NVIDIA GeForce RTX 2070(1x) and Intel Core i7-9700K Processor | NVIDIA GeForce GTX 980(1x) and Intel Xeon Processor E5-2678 v3 | AMD Radeon R9 290X(1x) and Intel Xeon Processor E5-2620 v2 | |
3DMark Score | 23980 | 16351 | 13534 |
Graphics Score | 29058 | 17585 | 18872 |
Physics Score | 15672 | 13289 | 7876 |
Combined Score | 15824 | 13855 | 6623 |
Graphics Test 1 fps | 1146.83 | 182.54 | 180.92 |
Graphics Test 2 fps | 2145.84 | 282.38 | 290.27 |
Graphics Test 3 fps | 3173.27 | 3111.7 | 3124.86 |
Graphics Test 4 fps | 481.82 | 452.33 | 457.79 |
Physics Test (fps) | 49.76 | 42.19 | 25 |
Combined Test (fps) | 73.6 | 64.44 | 30.81 |
One glaring thing is that the old AMD (new ones too??) don’t have any PhysX acceleration so the weak processors shine through. And honestly the 980 is still a really solid card. Assuming yours hasn’t been mined to death.
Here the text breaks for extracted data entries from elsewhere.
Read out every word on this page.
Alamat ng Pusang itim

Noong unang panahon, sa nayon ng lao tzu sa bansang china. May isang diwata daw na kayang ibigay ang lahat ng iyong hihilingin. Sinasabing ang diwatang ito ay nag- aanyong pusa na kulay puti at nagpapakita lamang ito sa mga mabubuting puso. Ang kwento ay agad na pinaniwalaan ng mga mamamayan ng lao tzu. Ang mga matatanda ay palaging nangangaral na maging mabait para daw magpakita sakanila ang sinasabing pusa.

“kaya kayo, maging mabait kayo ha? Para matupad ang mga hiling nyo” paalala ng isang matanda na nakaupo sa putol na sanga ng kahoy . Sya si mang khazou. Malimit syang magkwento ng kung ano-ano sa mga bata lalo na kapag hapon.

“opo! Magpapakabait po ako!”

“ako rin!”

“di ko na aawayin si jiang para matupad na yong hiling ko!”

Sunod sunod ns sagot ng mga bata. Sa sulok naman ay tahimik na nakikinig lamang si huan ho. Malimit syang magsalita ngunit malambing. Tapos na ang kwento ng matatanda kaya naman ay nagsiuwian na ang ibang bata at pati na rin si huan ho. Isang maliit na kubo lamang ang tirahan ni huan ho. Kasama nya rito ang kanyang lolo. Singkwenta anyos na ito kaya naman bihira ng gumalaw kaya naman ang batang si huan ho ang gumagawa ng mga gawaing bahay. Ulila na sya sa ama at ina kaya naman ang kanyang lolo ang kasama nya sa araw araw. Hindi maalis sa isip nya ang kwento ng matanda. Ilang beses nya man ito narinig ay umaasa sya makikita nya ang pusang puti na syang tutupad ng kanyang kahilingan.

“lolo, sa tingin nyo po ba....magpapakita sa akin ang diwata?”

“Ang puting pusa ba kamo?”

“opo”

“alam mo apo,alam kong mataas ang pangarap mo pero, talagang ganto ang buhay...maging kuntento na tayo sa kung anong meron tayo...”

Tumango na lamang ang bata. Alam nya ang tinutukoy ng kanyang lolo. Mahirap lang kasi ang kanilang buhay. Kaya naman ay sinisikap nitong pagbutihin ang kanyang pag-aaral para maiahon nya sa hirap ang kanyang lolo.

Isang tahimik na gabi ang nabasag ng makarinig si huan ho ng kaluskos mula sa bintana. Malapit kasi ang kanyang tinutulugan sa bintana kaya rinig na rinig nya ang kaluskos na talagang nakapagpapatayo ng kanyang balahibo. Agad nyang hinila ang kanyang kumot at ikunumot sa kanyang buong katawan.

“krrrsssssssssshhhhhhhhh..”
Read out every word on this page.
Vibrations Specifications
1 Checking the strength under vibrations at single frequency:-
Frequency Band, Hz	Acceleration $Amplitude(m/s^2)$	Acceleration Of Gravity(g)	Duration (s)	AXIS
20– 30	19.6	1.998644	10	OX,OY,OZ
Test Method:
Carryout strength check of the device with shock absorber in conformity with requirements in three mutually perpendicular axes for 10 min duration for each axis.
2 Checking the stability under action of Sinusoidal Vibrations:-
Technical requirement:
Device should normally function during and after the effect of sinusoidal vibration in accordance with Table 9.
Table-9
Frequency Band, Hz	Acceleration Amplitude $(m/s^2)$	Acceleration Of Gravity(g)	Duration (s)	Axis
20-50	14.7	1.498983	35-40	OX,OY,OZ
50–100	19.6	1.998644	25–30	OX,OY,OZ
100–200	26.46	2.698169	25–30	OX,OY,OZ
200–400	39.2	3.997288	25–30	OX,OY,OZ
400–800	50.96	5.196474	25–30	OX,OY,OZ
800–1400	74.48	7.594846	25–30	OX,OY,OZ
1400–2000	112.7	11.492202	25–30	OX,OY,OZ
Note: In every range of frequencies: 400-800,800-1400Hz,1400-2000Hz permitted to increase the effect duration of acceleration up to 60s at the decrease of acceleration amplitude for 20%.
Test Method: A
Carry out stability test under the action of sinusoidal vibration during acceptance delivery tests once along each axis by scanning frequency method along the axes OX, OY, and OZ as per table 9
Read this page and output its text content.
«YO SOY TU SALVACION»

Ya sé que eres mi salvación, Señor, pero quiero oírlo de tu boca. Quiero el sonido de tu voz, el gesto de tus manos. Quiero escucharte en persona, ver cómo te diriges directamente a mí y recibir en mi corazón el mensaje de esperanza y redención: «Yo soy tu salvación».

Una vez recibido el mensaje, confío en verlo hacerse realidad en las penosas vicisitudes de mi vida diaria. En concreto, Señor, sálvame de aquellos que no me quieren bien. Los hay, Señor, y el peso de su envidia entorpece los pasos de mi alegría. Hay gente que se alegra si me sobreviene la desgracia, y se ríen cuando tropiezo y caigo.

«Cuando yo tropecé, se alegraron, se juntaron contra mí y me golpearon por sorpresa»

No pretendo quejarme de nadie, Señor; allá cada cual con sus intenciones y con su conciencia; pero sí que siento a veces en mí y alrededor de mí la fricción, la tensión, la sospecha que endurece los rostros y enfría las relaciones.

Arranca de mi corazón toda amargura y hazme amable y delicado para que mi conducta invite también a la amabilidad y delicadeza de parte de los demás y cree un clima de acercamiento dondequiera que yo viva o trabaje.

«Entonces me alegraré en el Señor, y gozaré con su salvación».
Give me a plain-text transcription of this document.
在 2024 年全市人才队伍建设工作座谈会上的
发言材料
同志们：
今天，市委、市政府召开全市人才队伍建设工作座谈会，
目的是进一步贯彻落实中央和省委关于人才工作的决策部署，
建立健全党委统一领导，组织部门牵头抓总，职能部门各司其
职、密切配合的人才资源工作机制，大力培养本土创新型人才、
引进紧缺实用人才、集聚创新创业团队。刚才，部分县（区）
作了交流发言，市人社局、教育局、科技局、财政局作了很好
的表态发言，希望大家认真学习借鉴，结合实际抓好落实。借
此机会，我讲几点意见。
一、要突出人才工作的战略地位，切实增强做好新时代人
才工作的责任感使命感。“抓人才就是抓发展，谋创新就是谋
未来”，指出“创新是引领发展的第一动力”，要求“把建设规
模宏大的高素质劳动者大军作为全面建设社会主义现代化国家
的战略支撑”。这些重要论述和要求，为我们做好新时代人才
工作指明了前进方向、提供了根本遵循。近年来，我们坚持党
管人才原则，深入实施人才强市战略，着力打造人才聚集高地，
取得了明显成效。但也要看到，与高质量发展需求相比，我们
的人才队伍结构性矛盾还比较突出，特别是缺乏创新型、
Going from memory here is roughly what I paid (Yes I bought the RTX 2070 before the announcement of the Supers, and basically it’s too high for right now, but this is what happens in tech, value slides way down).
RTX 2070 | GTX 980 | R9 290x | |
price in HKD | $3,739 | $800 | $350 |
3DMark Score | 23980 | 16351 | 13534 |
3DMark per HKD | 6.41 | 20.44 | 38.67 |
So the biggest bang for the buck is the used stuff. Like it’s not even close. I should probably add in MSRP’s for the old cards. But here we are.
My old GPU was an GTX 460, before I tried out the 1030 & 1050 before making the leap to the 2070. But lately I’ve been looking for old gen cards as they seem to perform pretty well. Also for AutoCad I picked up a P2000. It’s insane how much those cards can go for, and I should bench that one to show how terrible it is at gaming. But wow what a speed difference in CAD.